美鈴にビンタをくらったホッペが、未だにヒリヒリと痛かった。
ここはさっきに続いて沢凪荘の食堂。
今朝の騒動がひと段落し、ひと通り片付いたちゃぶ台に、俺はぐったりと顔を突っ伏していた。
今朝の出来事ですっかり機嫌を悪くした美鈴は、矢代先輩を連れて何処かへ出かけてしまった。

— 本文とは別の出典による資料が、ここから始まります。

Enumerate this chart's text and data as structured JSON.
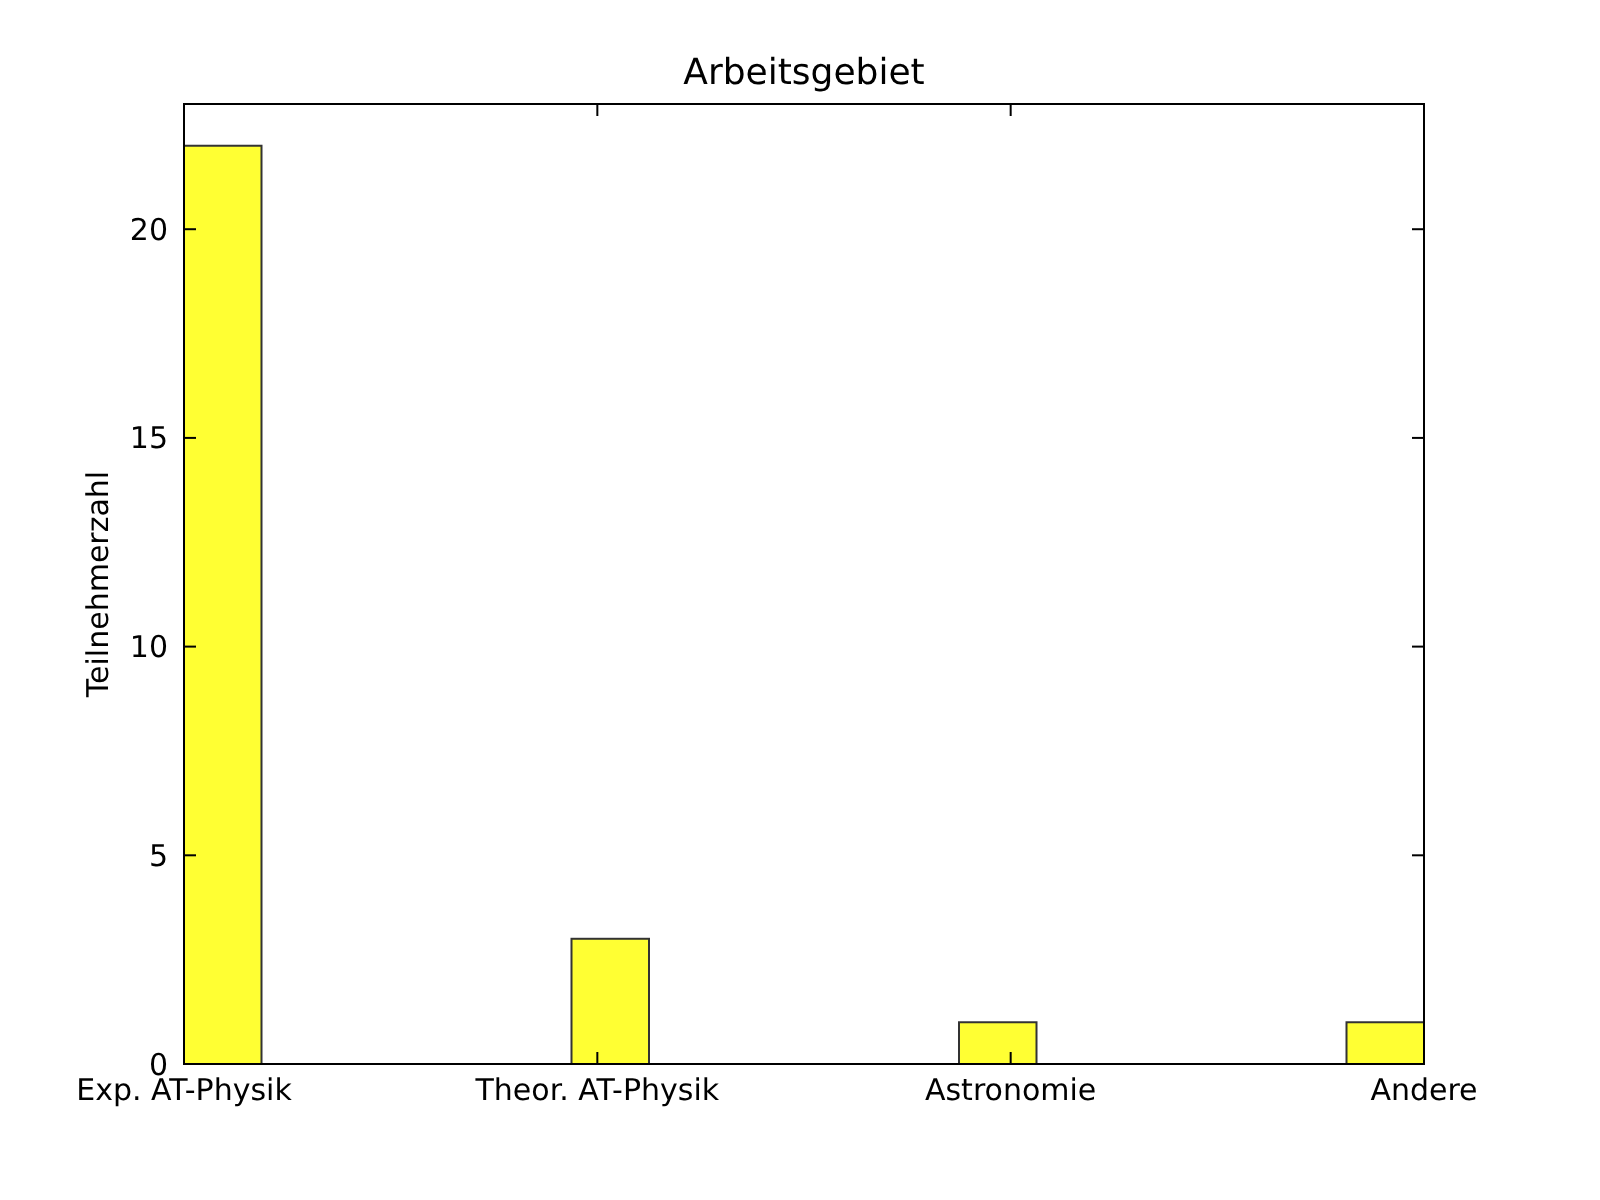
{
  "chart_data": {
    "type": "bar",
    "title": "Arbeitsgebiet",
    "ylabel": "Teilnehmerzahl",
    "categories": [
      "Exp. AT-Physik",
      "Theor. AT-Physik",
      "Astronomie",
      "Andere"
    ],
    "values": [
      22,
      3,
      1,
      1
    ],
    "color": "#ffff33",
    "ylim": [
      0,
      23
    ],
    "yticks": [
      0,
      5,
      10,
      15,
      20
    ],
    "grid": false
  }
}
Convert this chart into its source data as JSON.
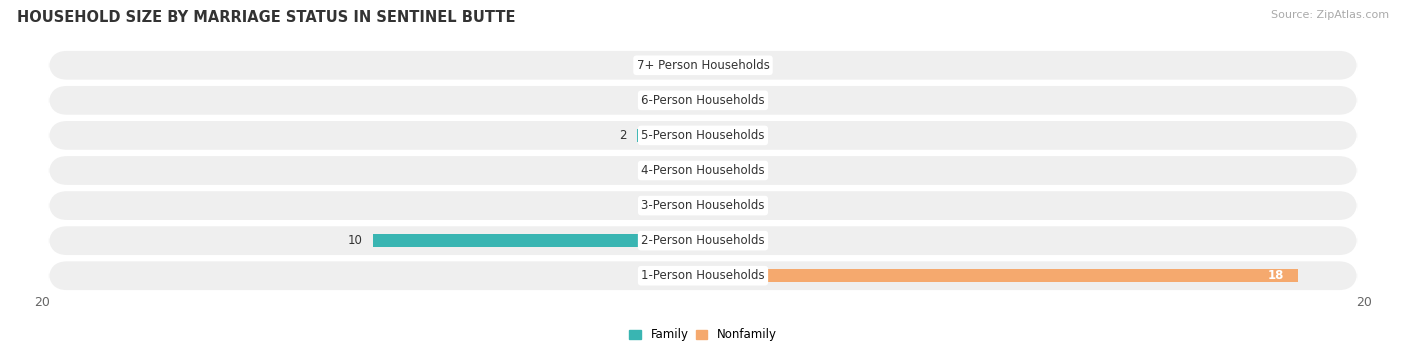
{
  "title": "HOUSEHOLD SIZE BY MARRIAGE STATUS IN SENTINEL BUTTE",
  "source": "Source: ZipAtlas.com",
  "categories": [
    "1-Person Households",
    "2-Person Households",
    "3-Person Households",
    "4-Person Households",
    "5-Person Households",
    "6-Person Households",
    "7+ Person Households"
  ],
  "family_values": [
    0,
    10,
    0,
    0,
    2,
    0,
    0
  ],
  "nonfamily_values": [
    18,
    0,
    0,
    0,
    0,
    0,
    0
  ],
  "family_color": "#39b5b2",
  "nonfamily_color": "#f5a96e",
  "family_color_light": "#a8dada",
  "nonfamily_color_light": "#f8c99a",
  "xlim": [
    -20,
    20
  ],
  "row_bg_color": "#efefef",
  "title_fontsize": 10.5,
  "label_fontsize": 8.5,
  "tick_fontsize": 9,
  "source_fontsize": 8,
  "stub_size": 1.2
}
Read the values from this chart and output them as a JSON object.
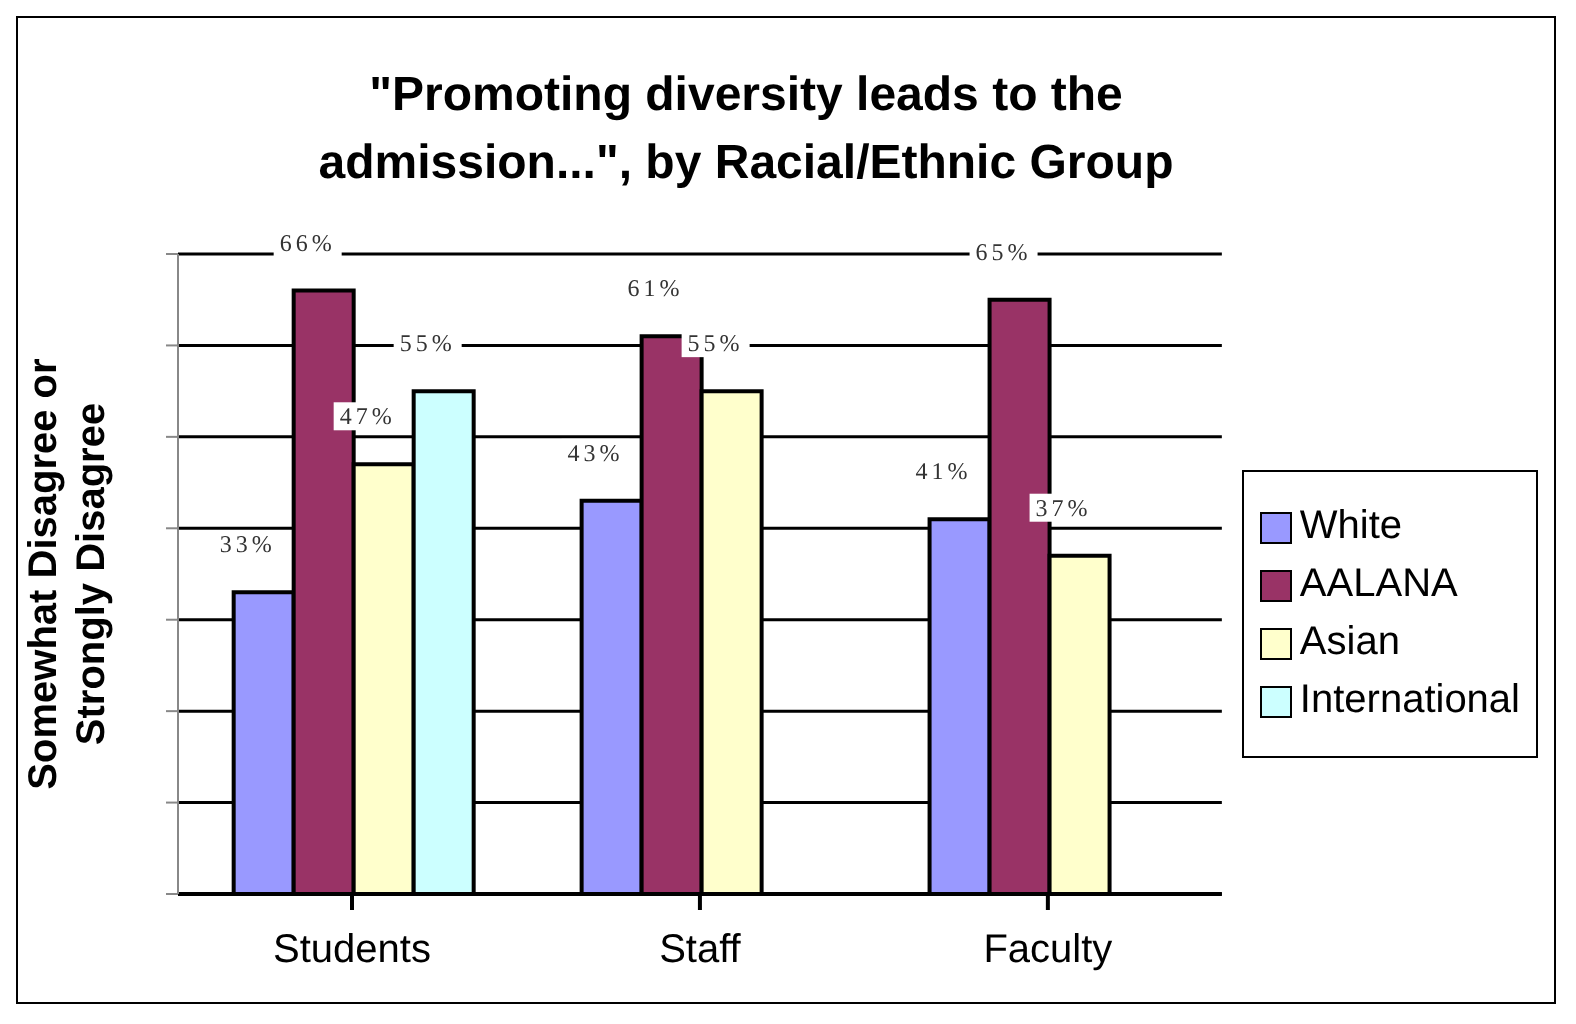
{
  "chart_data": {
    "type": "bar",
    "title": "\"Promoting diversity leads to the admission...\", by Racial/Ethnic Group",
    "ylabel": "Somewhat Disagree or\nStrongly Disagree",
    "categories": [
      "Students",
      "Staff",
      "Faculty"
    ],
    "series": [
      {
        "name": "White",
        "color": "#9999ff",
        "values": [
          33,
          43,
          41
        ],
        "value_labels": [
          "33%",
          "43%",
          "41%"
        ]
      },
      {
        "name": "AALANA",
        "color": "#993366",
        "values": [
          66,
          61,
          65
        ],
        "value_labels": [
          "66%",
          "61%",
          "65%"
        ]
      },
      {
        "name": "Asian",
        "color": "#ffffcc",
        "values": [
          47,
          55,
          37
        ],
        "value_labels": [
          "47%",
          "55%",
          "37%"
        ]
      },
      {
        "name": "International",
        "color": "#ccffff",
        "values": [
          55,
          null,
          null
        ],
        "value_labels": [
          "55%",
          null,
          null
        ]
      }
    ],
    "ylim": [
      0,
      70
    ],
    "tick_labels": "x",
    "grid": "y",
    "legend": "right"
  }
}
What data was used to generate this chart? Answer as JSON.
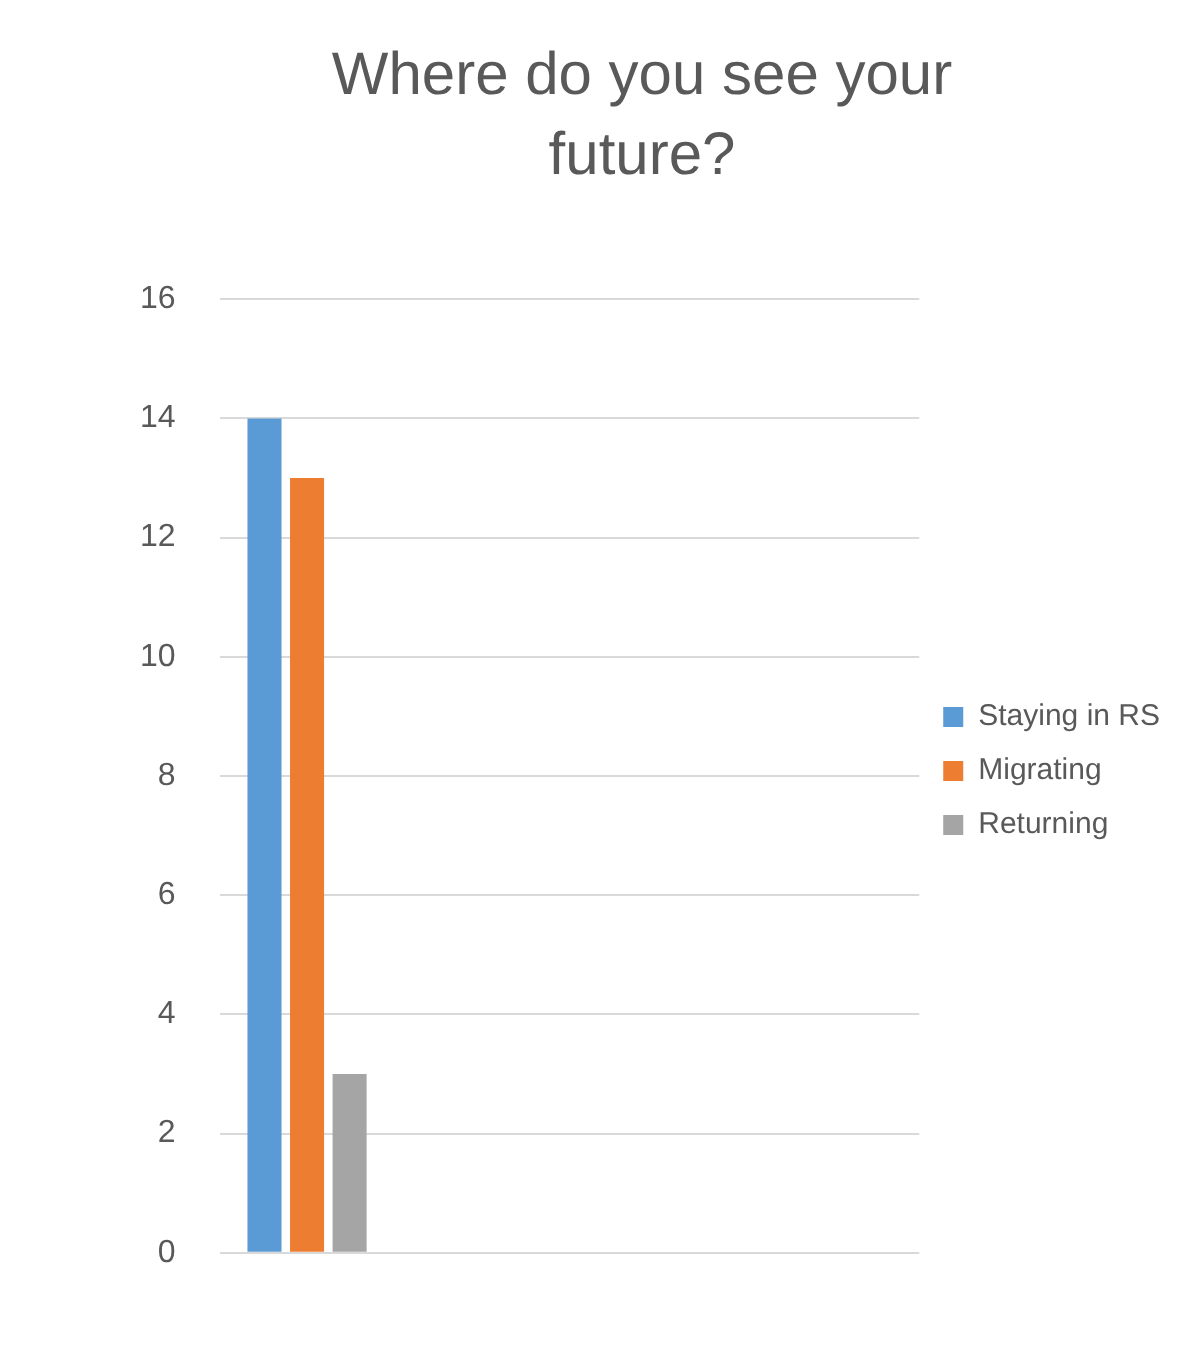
{
  "chart_data": {
    "type": "bar",
    "title": "Where do you see your future?",
    "categories": [
      null,
      null,
      null,
      null
    ],
    "series": [
      {
        "name": "Staying in RS",
        "color": "#5b9bd5",
        "values": [
          14,
          null,
          null,
          null
        ]
      },
      {
        "name": "Migrating",
        "color": "#ed7d31",
        "values": [
          13,
          null,
          null,
          null
        ]
      },
      {
        "name": "Returning",
        "color": "#a5a5a5",
        "values": [
          3,
          null,
          null,
          null
        ]
      }
    ],
    "ylim": [
      0,
      16
    ],
    "yticks": [
      0,
      2,
      4,
      6,
      8,
      10,
      12,
      14,
      16
    ],
    "grid": "y",
    "legend": "right"
  }
}
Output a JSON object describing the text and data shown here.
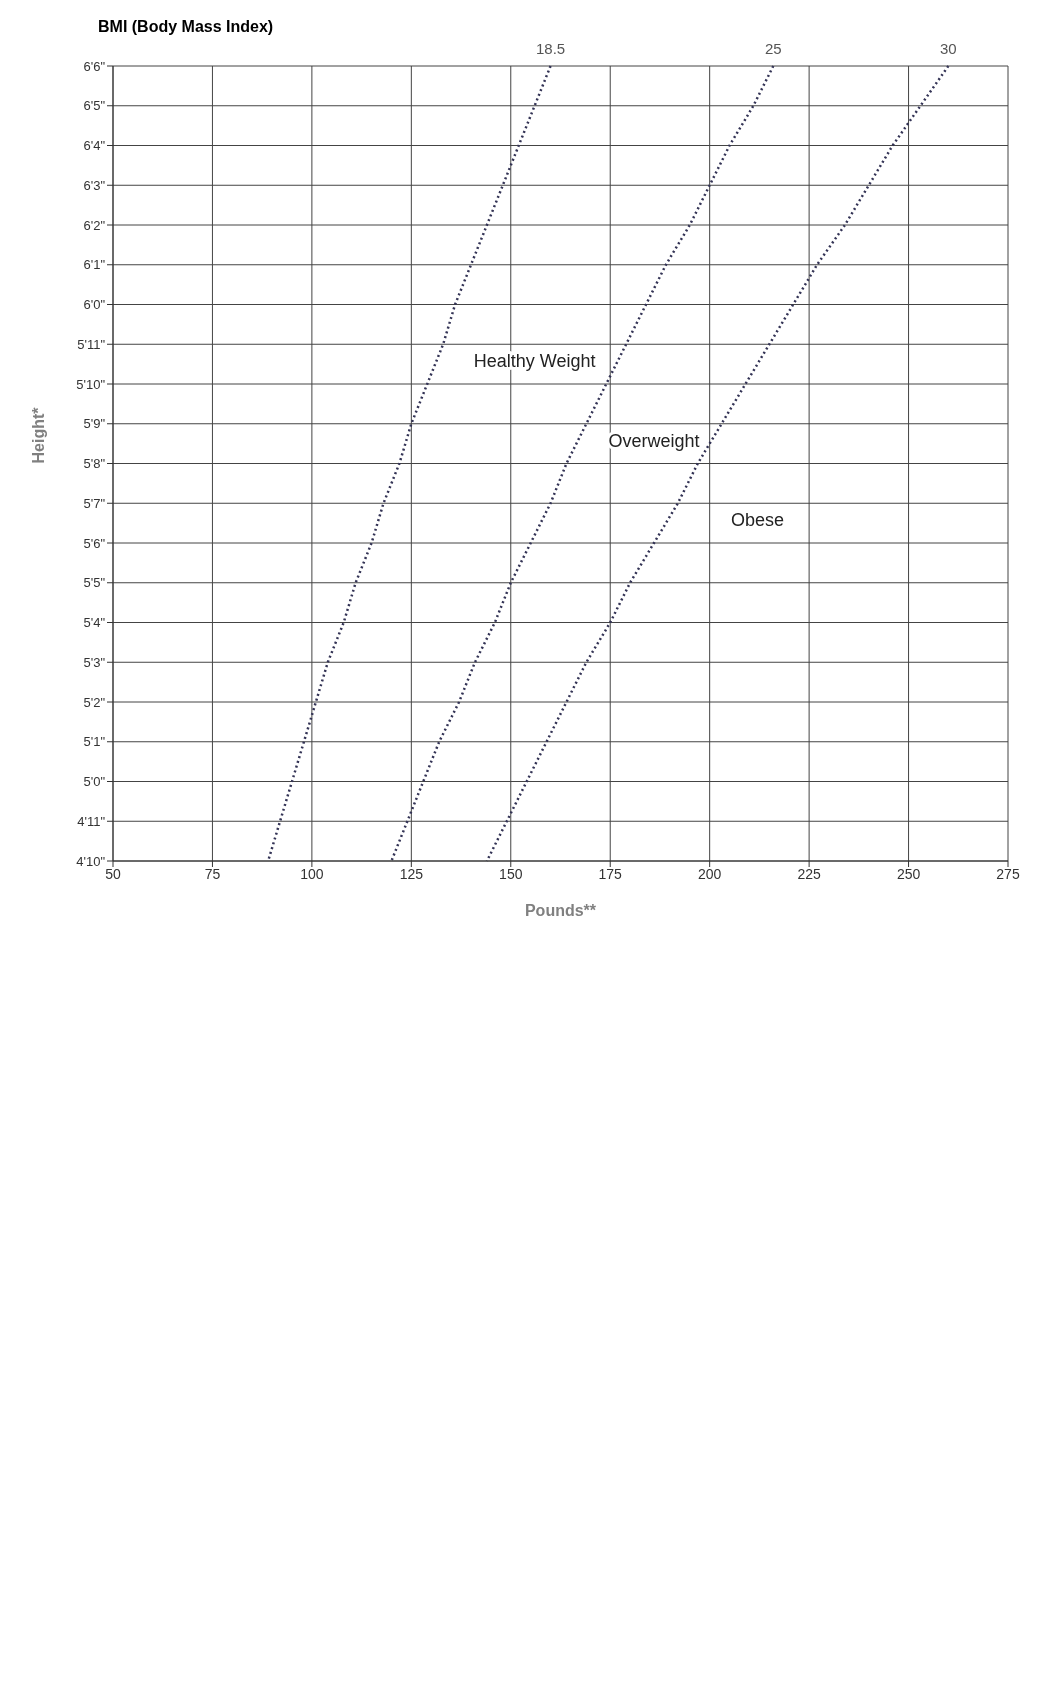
{
  "chart_data": {
    "type": "line",
    "orientation": "horizontal",
    "xlabel": "Pounds**",
    "ylabel": "Height*",
    "xlim": [
      50,
      275
    ],
    "xticks": [
      50,
      75,
      100,
      125,
      150,
      175,
      200,
      225,
      250,
      275
    ],
    "categories": [
      "6'6\"",
      "6'5\"",
      "6'4\"",
      "6'3\"",
      "6'2\"",
      "6'1\"",
      "6'0\"",
      "5'11\"",
      "5'10\"",
      "5'9\"",
      "5'8\"",
      "5'7\"",
      "5'6\"",
      "5'5\"",
      "5'4\"",
      "5'3\"",
      "5'2\"",
      "5'1\"",
      "5'0\"",
      "4'11\"",
      "4'10\""
    ],
    "series": [
      {
        "name": "18.5",
        "color": "#333355",
        "values": [
          160,
          156,
          152,
          148,
          144,
          140,
          136,
          133,
          129,
          125,
          122,
          118,
          115,
          111,
          108,
          104,
          101,
          98,
          95,
          92,
          89
        ]
      },
      {
        "name": "25",
        "color": "#333355",
        "values": [
          216,
          211,
          205,
          200,
          195,
          189,
          184,
          179,
          174,
          169,
          164,
          160,
          155,
          150,
          146,
          141,
          137,
          132,
          128,
          124,
          120
        ]
      },
      {
        "name": "30",
        "color": "#333355",
        "values": [
          260,
          253,
          246,
          240,
          234,
          227,
          221,
          215,
          209,
          203,
          197,
          192,
          186,
          180,
          175,
          169,
          164,
          159,
          154,
          149,
          144
        ]
      }
    ],
    "annotations": [
      "BMI (Body Mass Index)",
      "Healthy Weight",
      "Overweight",
      "Obese"
    ],
    "grid": true,
    "marker": "none",
    "line_style": "dotted"
  }
}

今日は日曜だから、学校で否応なしに顔を突き合わさなきゃいけないという事はない。
その辺は不幸中の幸いというところだけど、それにしてもあんなに怒る事はねぇよな。
そもそも夕べ俺に迫って来たのは美鈴の方なんだぞ?
なのにどうして俺があんなひどい目にあわされなくちゃなんないんだよ?
しかもあいつは夕べの事を何も覚えてないなんて。
だぁあっ!もぉおっ!やってらんねぇよマッタク!
イライラがおさまらない俺は、両手で頭をガシガシとかきむしり、大きなため息をついた。
「はぁ~・・・・・・」
するとそんな俺の前に沙穂さんが緑茶をそっと差し出し、朗らかな笑みを浮かべて言った。
「ウフフ、朝からとんだ災難だったわね、聖吾君」
それに対して俺は、恨めしい目で沙穂さんを見据えてこう返す。
「ていうか、俺がこんな目にあったのはほとんど沙穂さんのせいなんですからね。
夕べは美鈴達に変なモノを飲ませるわ、今朝は火に油を注ぐような嘘をつくわ」
「おかげでとっても楽しかったわ♡」
沙穂さんは何ら悪びれる様子もなく、そう言ってペロッと舌を出した。
それを見た俺はそれ以上文句を言う気力も失せ、再びため息をついて沙穂さんが淹れてくれた緑茶を一口すすった。
すると喉に滑り込んだ緑茶のいい香りが鼻から抜けて、今までのイライラが嘘のようにスッと消えていった。
「どう?少しは落ち着いた?」
そんな俺の様子を見透かしたように、沙穂さんはニッコリほほ笑んでそう言った。
「ええ、おかげさまで」
すっかり毒気を抜かれてしまった俺は、そう答えて肩をすくめた。
こんなおいしいお茶を飲まされて、そんな素敵な笑顔を向けられたら、どんなイライラも何処かに吹っ飛んでしまう。
ちょっとズルイ気もするが、それがこの人の魅力でもあった。
おかげでイライラもなくなったので、俺は話題を変える事にした。